Melihat kota kota besar di Sulawesi Selatan sudah dikepung gerakan rakyat, maka tidak ada pilihan lain bagi Belanda untuk mendatangkan Westerling dan pasukan baret hijaunya. Apalagi dampak pertempuran Harimau Indonesia di bawah pimpinan Mongisidi di Barombong melawan pasukan Belanda pada tanggal 3 November 1946, telah mengancam kedudukan NICA di Sulawesi. Kedatangan pasukan Westerling tidak hanya memukul mundur pasukan republik, namun juga mengejar lawan untuk ditangkap atau mati.
Westerling Pahlawan di Belanda, Dikutuk di Indonesia
Penggambaran Westerling begitu bengis di jelaskan dalam lagu Iwan Fals yang judul Pesawat Tempur. Di situ Iwan Fals menyebut kapten tidak pernah tersenyum. Westerling dan pasukan Depot Speciale Troepen (DST) dianggap paling bertanggung jawab atas beberapa aksi kekejaman. Selain di Sulawesi, Westerling juga bertanggung jawab atas percobaan kudeta dan teror Pemberontakan Angkatan Perang Ratu Adil (APRA) di Bandung, yang mengakibatkan gugurnya beberapa pasukan Divisi Siliwangi. Meskipun melakukan genosida selama masa revolusi fisik di Indonesia hingga mendapatkan kecaman dari dunia, Westerling masih dilindungi Belanda. Bahkan dianggap sebagai pahlawan yang tidak pernah diadili.
Raymond Westerling memiliki nama lengkap Raymond Pierre Paul Westerling. Ia lahir di Istanbul, Turki, pada 31 Agustus 1919 sebagai anak kedua dari Paul Westerling dan Sophia Moutzou. Meski keturunan Belanda asli, ia lahir dan besar di Turki. Barulah pada usia 19 tahun, ia meninggalkan tanah kelahirannya untuk masuk dunia militer.

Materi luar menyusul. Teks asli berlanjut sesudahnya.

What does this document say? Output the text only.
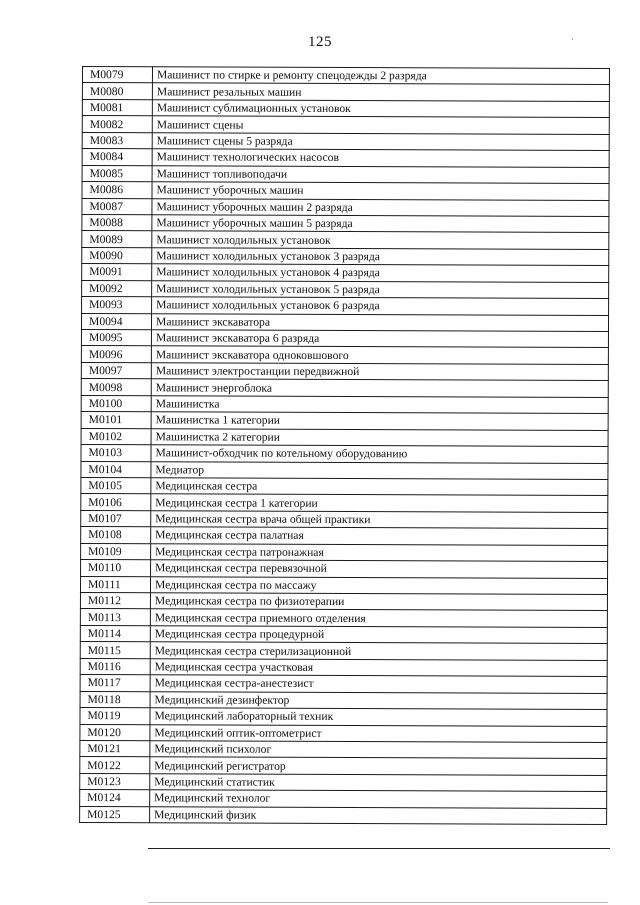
125	·
М0079	Машинист по стирке и ремонту спецодежды 2 разряда
М0080	Машинист резальных машин
М0081	Машинист сублимационных установок
М0082	Машинист сцены
М0083	Машинист сцены 5 разряда
М0084	Машинист технологических насосов
М0085	Машинист топливоподачи
М0086	Машинист уборочных машин
М0087	Машинист уборочных машин 2 разряда
М0088	Машинист уборочных машин 5 разряда
М0089	Машинист холодильных установок
М0090	Машинист холодильных установок 3 разряда
М0091	Машинист холодильных установок 4 разряда
М0092	Машинист холодильных установок 5 разряда
М0093	Машинист холодильных установок 6 разряда
М0094	Машинист экскаватора
М0095	Машинист экскаватора 6 разряда
М0096	Машинист экскаватора одноковшового
М0097	Машинист электростанции передвижной
М0098	Машинист энергоблока
М0100	Машинистка
М0101	Машинистка 1 категории
М0102	Машинистка 2 категории
М0103	Машинист-обходчик по котельному оборудованию
М0104	Медиатор
М0105	Медицинская сестра
М0106	Медицинская сестра 1 категории
М0107	Медицинская сестра врача общей практики
М0108	Медицинская сестра палатная
М0109	Медицинская сестра патронажная
М0110	Медицинская сестра перевязочной
М0111	Медицинская сестра по массажу
М0112	Медицинская сестра по физиотерапии
М0113	Медицинская сестра приемного отделения
М0114	Медицинская сестра процедурной
М0115	Медицинская сестра стерилизационной
М0116	Медицинская сестра участковая
М0117	Медицинская сестра-анестезист
М0118	Медицинский дезинфектор
М0119	Медицинский лабораторный техник
М0120	Медицинский оптик-оптометрист
М0121	Медицинский психолог
М0122	Медицинский регистратор
М0123	Медицинский статистик
М0124	Медицинский технолог
М0125	Медицинский физик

Pada awal Perang Dunia II, Westerling ikut dalam pasukan Australia di sekitar Timur Tengah, sebelum akhirnya berangkat ke Kanada untuk bergabung dengan pasukan Belanda. Di Kanada, ia mendapatkan pendidikan dasar militer. Dalam rangka penyerbuan ke Eropa, Westerling memperoleh latihan khusus di Commando Basic Training Centre di Achnacarry, di Pantai Skotlandia. Selama di Skotlandia, Westerling mendapat beberapa pelatihan, mulai dari perkelahian tangan kosong, penembakan senyap, membunuh tanpa senjata api. Karena menguasai ilmu gulat dan membunuh senyap, ia sempat dipercaya untuk menjadi asisten pelatih dengan pangkat kopral.
Namun, pada 1943, Westerling mengundurkan diri dari pelatih karena memilih bergabung menjadi sukarelawan Belanda ke India. Di India, Westerling cukup kecewa karena tidak pernah dikirim ke garis depan medan pertempuran. Kemudian pada tahun 1945, ia diangkat menjadi komandan pasukan khusus, Depot Speciale Troepen (DST) yang berjumlah 120 orang, dan dikirim ke Indonesia.

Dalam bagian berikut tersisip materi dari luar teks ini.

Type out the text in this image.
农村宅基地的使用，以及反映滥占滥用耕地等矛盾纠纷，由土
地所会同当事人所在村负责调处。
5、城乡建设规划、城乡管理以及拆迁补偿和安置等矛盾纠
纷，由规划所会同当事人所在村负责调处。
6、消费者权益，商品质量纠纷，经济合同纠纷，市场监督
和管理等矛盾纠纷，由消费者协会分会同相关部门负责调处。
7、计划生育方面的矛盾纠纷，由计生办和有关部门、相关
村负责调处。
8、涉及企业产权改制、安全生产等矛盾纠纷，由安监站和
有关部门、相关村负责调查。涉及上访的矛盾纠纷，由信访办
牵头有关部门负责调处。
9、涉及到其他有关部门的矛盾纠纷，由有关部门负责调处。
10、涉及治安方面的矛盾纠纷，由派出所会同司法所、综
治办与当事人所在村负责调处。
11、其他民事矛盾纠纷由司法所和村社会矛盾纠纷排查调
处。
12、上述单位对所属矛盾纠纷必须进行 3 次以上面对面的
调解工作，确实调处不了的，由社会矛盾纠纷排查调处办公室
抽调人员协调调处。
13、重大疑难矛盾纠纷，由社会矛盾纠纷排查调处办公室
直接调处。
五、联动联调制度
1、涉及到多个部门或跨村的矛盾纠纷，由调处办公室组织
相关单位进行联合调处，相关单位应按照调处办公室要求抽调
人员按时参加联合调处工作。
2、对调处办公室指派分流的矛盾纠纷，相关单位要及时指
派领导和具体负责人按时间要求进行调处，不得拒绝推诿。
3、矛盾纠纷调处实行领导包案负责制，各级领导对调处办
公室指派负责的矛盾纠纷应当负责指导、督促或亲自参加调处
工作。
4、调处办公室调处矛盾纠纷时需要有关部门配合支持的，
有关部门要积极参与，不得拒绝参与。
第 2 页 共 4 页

Aksi mandi darah Raymond Westerling pertama kali di Medan, pada September 1945 sebagai anggota KNIL (angkatan perang kolonial Hindia Belanda). Setelah membebaskan tawanan perang Belanda di Medan, ia ditugaskan ke Jakarta untuk melatih pasukan khusus DST yang terdiri dari orang Belanda dan Indonesia. Pada Desember 1946, Westerling diberikan misi untuk menghancurkan para pejuang kemerdekaan Indonesia di Sulawesi Selatan. Dalam menjalankan tugasnya, Westerling menggunakan caranya sendiri dan mengabaikan pedoman pelaksanaan bagi tentara.
Foto: Kapten Westerling saat perpisahan di Mattoangin, 3 Maret 1947 (Dok. Maarten Hidskes)

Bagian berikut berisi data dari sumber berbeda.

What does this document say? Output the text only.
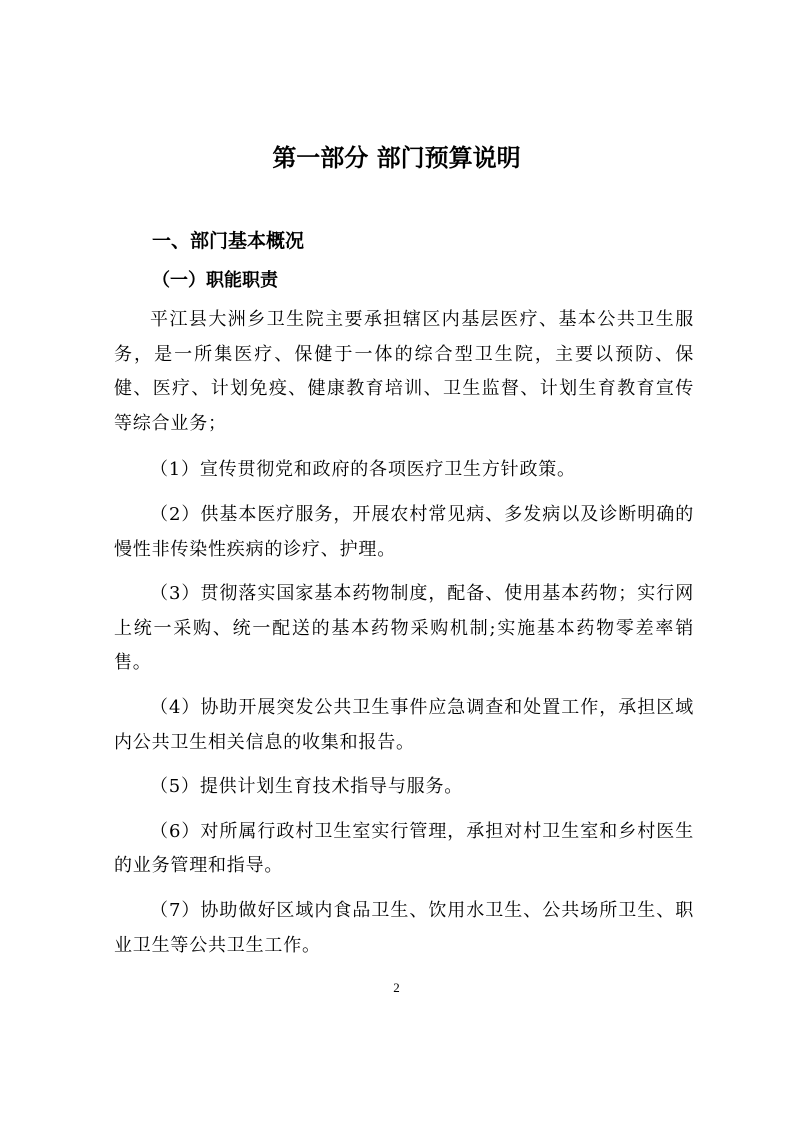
第一部分 部门预算说明
一、部门基本概况
（一）职能职责
平江县大洲乡卫生院主要承担辖区内基层医疗、基本公共卫生服务，是一所集医疗、保健于一体的综合型卫生院，主要以预防、保健、医疗、计划免疫、健康教育培训、卫生监督、计划生育教育宣传等综合业务；
（1）宣传贯彻党和政府的各项医疗卫生方针政策。
（2）供基本医疗服务，开展农村常见病、多发病以及诊断明确的慢性非传染性疾病的诊疗、护理。
（3）贯彻落实国家基本药物制度，配备、使用基本药物；实行网上统一采购、统一配送的基本药物采购机制;实施基本药物零差率销售。
（4）协助开展突发公共卫生事件应急调查和处置工作，承担区域内公共卫生相关信息的收集和报告。
（5）提供计划生育技术指导与服务。
（6）对所属行政村卫生室实行管理，承担对村卫生室和乡村医生的业务管理和指导。
（7）协助做好区域内食品卫生、饮用水卫生、公共场所卫生、职业卫生等公共卫生工作。
2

Westerling memerintahkan untuk membunuh orang-orang yang dicurigai sebagai pejuang kemerdekaan di hadapan banyak orang. Kekejaman itu merupakan awal dari teror yang dilakukan oleh Westerling dan pasukannya selama tiga bulan. Pasukan Westerling melakukan teror dengan menyiksa orang yang dicurigai sebagai pejuang kemerdekaan di depan keluarganya sebelum akhirnya dibunuh. Selain itu, Westerling dan pasukannya juga melakukan teror dengan membakar rumah warga dan melemparinya dengan granat. Teror yang dilakukan Westerling sebagai pemimpin pasukan DST menelan korban sedikitnya 40 ribu orang.
Pada awalnya, aksi Westerling dan pasukannya di Sulawesi Selatan mendapat apresiasi dari pemerintah Belanda. Namun, perlahan muncul aduan bahwa selama Westerling menjalankan misi itu, banyak ditemukan kasus pelanggaran HAM. Bahkan pers asing menuding bahwa kekejaman Westerling tidak ada bedanya dengan cara-cara polisi rahasia Jerman semasa Hitler. Untuk menghindari tuntutan ke pengadilan militer, pemerintah Belanda memilih untuk memberhentikan Westerling mulai 16 November 1948.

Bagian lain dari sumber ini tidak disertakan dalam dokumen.